EEP: Making QuestionFunctional serializable

[johnjosephhorton]

QuestionFunctional allows the user to have a Python function that can generate an answer in response to scenario and agent attributes. However, this makes it not safely serializable. This example shows a way we could do it using RestrictedPython.

1. When instantiated, we grab the source code for the function
2. When serialized, the source code and function name are stored as strings
3. When deserialized, the source code and function are added to the object but not activated unless user calls activate function that uses the RestrcitedPython version
4. We have an "activate_dangerously" function that allows any function.

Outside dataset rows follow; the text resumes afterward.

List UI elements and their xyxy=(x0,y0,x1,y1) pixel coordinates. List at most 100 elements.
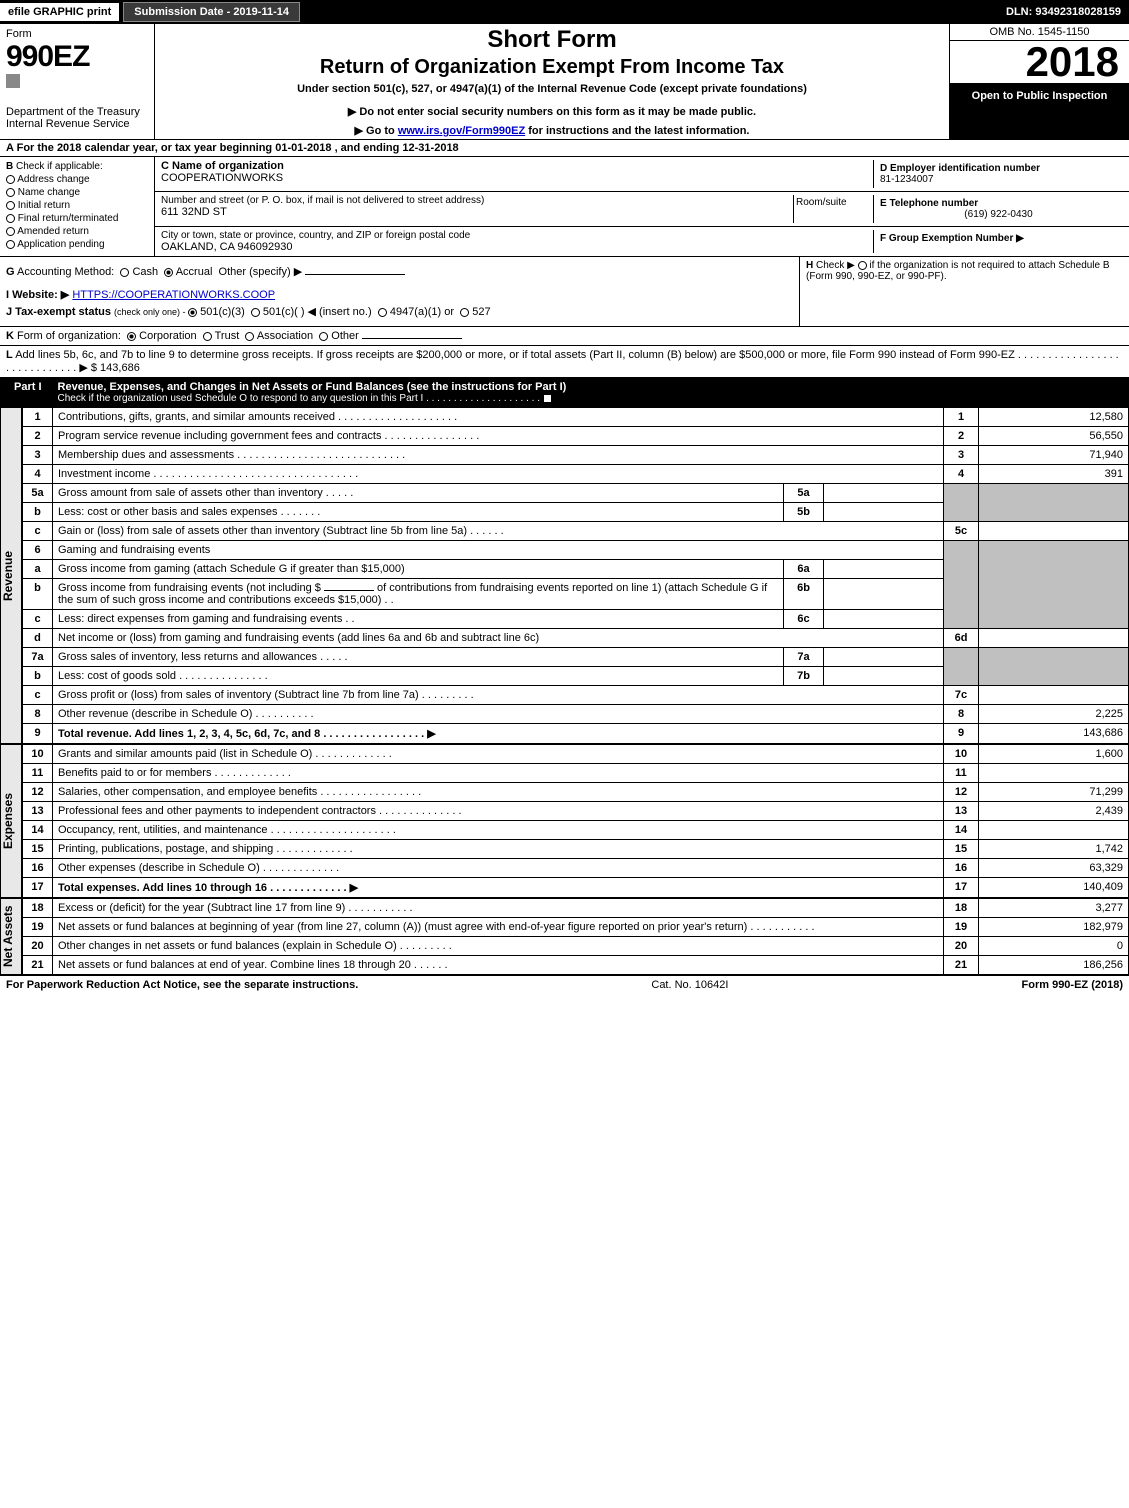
l3-amount: 71,940 xyxy=(979,446,1129,465)
expenses-group: Expenses 10Grants and similar amounts pa… xyxy=(0,744,1129,898)
l6-shaded-val xyxy=(979,541,1129,629)
k-assoc-label: Association xyxy=(257,330,313,342)
l21-desc: Net assets or fund balances at end of ye… xyxy=(53,956,944,975)
c-name-label: C Name of organization xyxy=(161,160,873,172)
l12-ref: 12 xyxy=(944,783,979,802)
l20-num: 20 xyxy=(23,937,53,956)
tel-value: (619) 922-0430 xyxy=(880,209,1117,220)
subtitle: Under section 501(c), 527, or 4947(a)(1)… xyxy=(161,83,943,95)
l14-desc: Occupancy, rent, utilities, and maintena… xyxy=(53,821,944,840)
g-other-input[interactable] xyxy=(305,274,405,275)
l13-desc: Professional fees and other payments to … xyxy=(53,802,944,821)
revenue-side-label: Revenue xyxy=(0,407,22,744)
irs-link[interactable]: www.irs.gov/Form990EZ xyxy=(398,125,525,137)
line-19: 19Net assets or fund balances at beginni… xyxy=(23,918,1129,937)
net-assets-table: 18Excess or (deficit) for the year (Subt… xyxy=(22,898,1129,975)
h-label: H xyxy=(806,260,813,271)
header-left-col: Form 990EZ Department of the Treasury In… xyxy=(0,24,155,139)
chk-final-return[interactable]: Final return/terminated xyxy=(6,213,148,224)
l1-ref: 1 xyxy=(944,408,979,427)
l4-desc: Investment income . . . . . . . . . . . … xyxy=(53,465,944,484)
row-a-tax-year: A For the 2018 calendar year, or tax yea… xyxy=(0,140,1129,157)
g-cash-radio[interactable] xyxy=(120,268,129,277)
l9-num: 9 xyxy=(23,724,53,744)
row-l: L Add lines 5b, 6c, and 7b to line 9 to … xyxy=(0,346,1129,378)
j-527-radio[interactable] xyxy=(460,308,469,317)
efile-print-button[interactable]: efile GRAPHIC print xyxy=(0,3,119,21)
l6a-num: a xyxy=(23,560,53,579)
l5a-desc: Gross amount from sale of assets other t… xyxy=(53,484,784,503)
section-e-tel: E Telephone number (619) 922-0430 xyxy=(873,195,1123,223)
j-501c3-radio[interactable] xyxy=(188,308,197,317)
g-accrual-radio[interactable] xyxy=(164,268,173,277)
addr-label: Number and street (or P. O. box, if mail… xyxy=(161,195,793,206)
l4-amount: 391 xyxy=(979,465,1129,484)
line-20: 20Other changes in net assets or fund ba… xyxy=(23,937,1129,956)
h-checkbox[interactable] xyxy=(858,261,867,270)
ein-value: 81-1234007 xyxy=(880,174,1117,185)
street-address: 611 32ND ST xyxy=(161,206,793,218)
k-trust-label: Trust xyxy=(215,330,240,342)
l6c-desc: Less: direct expenses from gaming and fu… xyxy=(53,610,784,629)
j-527-label: 527 xyxy=(472,306,490,318)
chk-amended-return[interactable]: Amended return xyxy=(6,226,148,237)
line-7a: 7aGross sales of inventory, less returns… xyxy=(23,648,1129,667)
ein-label: D Employer identification number xyxy=(880,163,1117,174)
j-501c-radio[interactable] xyxy=(251,308,260,317)
line-9: 9Total revenue. Add lines 1, 2, 3, 4, 5c… xyxy=(23,724,1129,744)
part1-schedule-o-checkbox[interactable] xyxy=(543,394,552,403)
l1-num: 1 xyxy=(23,408,53,427)
l5a-subref: 5a xyxy=(784,484,824,503)
row-a-pre: For the 2018 calendar year, or tax year … xyxy=(17,142,276,154)
l6-desc: Gaming and fundraising events xyxy=(53,541,944,560)
website-link[interactable]: HTTPS://COOPERATIONWORKS.COOP xyxy=(72,289,275,301)
l6b-contrib-input[interactable] xyxy=(324,590,374,591)
top-bar: efile GRAPHIC print Submission Date - 20… xyxy=(0,0,1129,24)
page-footer: For Paperwork Reduction Act Notice, see … xyxy=(0,975,1129,994)
k-corp-radio[interactable] xyxy=(127,332,136,341)
expenses-side-label: Expenses xyxy=(0,744,22,898)
l10-ref: 10 xyxy=(944,745,979,764)
g-accrual-label: Accrual xyxy=(176,266,213,278)
l13-amount: 2,439 xyxy=(979,802,1129,821)
l19-ref: 19 xyxy=(944,918,979,937)
l7a-num: 7a xyxy=(23,648,53,667)
j-4947-radio[interactable] xyxy=(378,308,387,317)
chk-application-pending[interactable]: Application pending xyxy=(6,239,148,250)
g-cash-label: Cash xyxy=(132,266,158,278)
l18-ref: 18 xyxy=(944,899,979,918)
l17-desc: Total expenses. Add lines 10 through 16 … xyxy=(53,878,944,898)
l7a-subref: 7a xyxy=(784,648,824,667)
short-form-title: Short Form xyxy=(161,26,943,54)
k-trust-radio[interactable] xyxy=(203,332,212,341)
line-2: 2Program service revenue including gover… xyxy=(23,427,1129,446)
part1-label: Part I xyxy=(6,381,50,404)
expenses-table: 10Grants and similar amounts paid (list … xyxy=(22,744,1129,898)
k-assoc-radio[interactable] xyxy=(245,332,254,341)
line-21: 21Net assets or fund balances at end of … xyxy=(23,956,1129,975)
goto-pre: ▶ Go to xyxy=(355,125,398,137)
l12-num: 12 xyxy=(23,783,53,802)
section-bcd: B Check if applicable: Address change Na… xyxy=(0,157,1129,257)
k-other-input[interactable] xyxy=(362,338,462,339)
line-17: 17Total expenses. Add lines 10 through 1… xyxy=(23,878,1129,898)
l7b-desc: Less: cost of goods sold . . . . . . . .… xyxy=(53,667,784,686)
i-label: I Website: ▶ xyxy=(6,289,69,301)
l6b-desc-1: Gross income from fundraising events (no… xyxy=(58,582,321,594)
l16-amount: 63,329 xyxy=(979,859,1129,878)
l3-desc: Membership dues and assessments . . . . … xyxy=(53,446,944,465)
l18-amount: 3,277 xyxy=(979,899,1129,918)
chk-name-change[interactable]: Name change xyxy=(6,187,148,198)
tel-label: E Telephone number xyxy=(880,198,1117,209)
line-16: 16Other expenses (describe in Schedule O… xyxy=(23,859,1129,878)
l19-desc: Net assets or fund balances at beginning… xyxy=(53,918,944,937)
l6d-ref: 6d xyxy=(944,629,979,648)
chk-initial-return[interactable]: Initial return xyxy=(6,200,148,211)
k-other-radio[interactable] xyxy=(319,332,328,341)
l10-num: 10 xyxy=(23,745,53,764)
row-a-label: A xyxy=(6,142,14,154)
l11-amount xyxy=(979,764,1129,783)
dln-label: DLN: 93492318028159 xyxy=(1006,6,1129,18)
part1-title: Revenue, Expenses, and Changes in Net As… xyxy=(58,381,567,393)
chk-address-change[interactable]: Address change xyxy=(6,174,148,185)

@zer0dss can you review and give your thoughts on safety?

import inspect
import textwrap

from RestrictedPython import compile_restricted, safe_globals, limited_builtins
from RestrictedPython.Eval import default_guarded_getitem
from RestrictedPython.Guards import safe_builtins, full_write_guard, guarded_iter_unpack_sequence

class QuestionFunctionlRunningException(Exception):
    pass

class QuestionFunctionlActivatedException(Exception):
    pass

class DummyQuestion:

    def __init__(self, func: None):
        if func is not None:
            self._func = func
            self.activated = True
            self.source_code = inspect.getsource(func)
            self.function_name = func.__name__
        else:
            self._func = None
            self.activated = False
            self.source_code = None
            self.function_name = None

    def func(self, *args, **kwargs):
        if self.activated:
            try:
                return self._func(*args, **kwargs)
            except Exception as e:
                # This is likely to be a RestrictedPython error
                print("An error occurred:", e)
                raise QuestionFunctionlRunningException(
                    textwrap.dedent("""\
                The reason you received an exception is that the function might not safe to run.
                edsl uses RestrictedPython <https://pypi.org/project/RestrictedPython/>.
                If you you are ***sure*** it is OK to run, you can activate the function with the `activate_dangerously` method
                >>> q.activate_dangerously()
                """))
        else:
            raise QuestionFunctionlActivatedException("Function not activated. Please activate it first with `activate` method.")

    def to_dict(self):
        return {"function_source_code": self.source_code, 'function_name': self.function_name}
    
    def activate(self) -> None:
        """Activate the function using RestrictedPython."""
        safe_env = safe_globals.copy()
        safe_env['__builtins__'] = {**safe_builtins, 'getattr': getattr}

        byte_code = compile_restricted(self.source_code, '<string>', 'exec')
        loc = {}
        try:
            exec(byte_code, safe_env, loc)
            self._func = loc[self.function_name]
            self.activated = True
        except Exception as e:
            print("An error occurred:", e)

    def activate_dangerously(self) -> None:
        """Activate the function without checking the safety."""
        exec(self.source_code, globals(), locals())
        self._func = locals()[self.function_name]
        self.activated = True

    @classmethod
    def from_dict(cls, data:dict, activate:bool=False):
        """Create a `QuestionFunctional` from a dictionary."""
        new_q = cls(None)
        # Not allowing loops for now
        #safe_env['_getiter_'] = iter
        #safe_env['_iter_unpack_sequence_'] = guarded_iter_unpack_sequence
        #safe_env['_write_'] = full_write_guard  # Optional, for variable assignments within the loop
        #safe_env['_inplacevar_'] = _inplacevar_  # Handle augmented assignments
        new_q.source_code = data["function_source_code"]
        new_q.function_name = data["function_name"]
        new_q.activated = False
        if activate:
            new_q.activate()
        return new_q

def user_function(x):
    y = 0
    for i in range(100):
        y += x
    return y

q1 = DummyQuestion(user_function)

q2 = DummyQuestion.from_dict(q1.to_dict())
try:
    print(q2.func(12))
except QuestionFunctionlActivatedException as e:
    print("Doesn't work because the function is not activated yet.")
    
try:
    q2.activate()
    print(q2.func(12))
except QuestionFunctionlRunningException as e:
    print("Doesn't work because the function has a loop.")
    
    
q2.activate_dangerously()
print(q2.func(12))    

[zer0dss]

@johnjosephhorton using 'getattr': getattr is not safe in extreme cases. By default inside safe_builtins getattr is defined as safer_getattr and we can use that.
Using safe_env['__builtins__'] = {**safe_builtins} is safer.

[johnjosephhorton]

I see - want to re-factor this code to do that? We might also consider re-factor "activate()" to allow for different levels of security. E.g., one that allows loops, for example.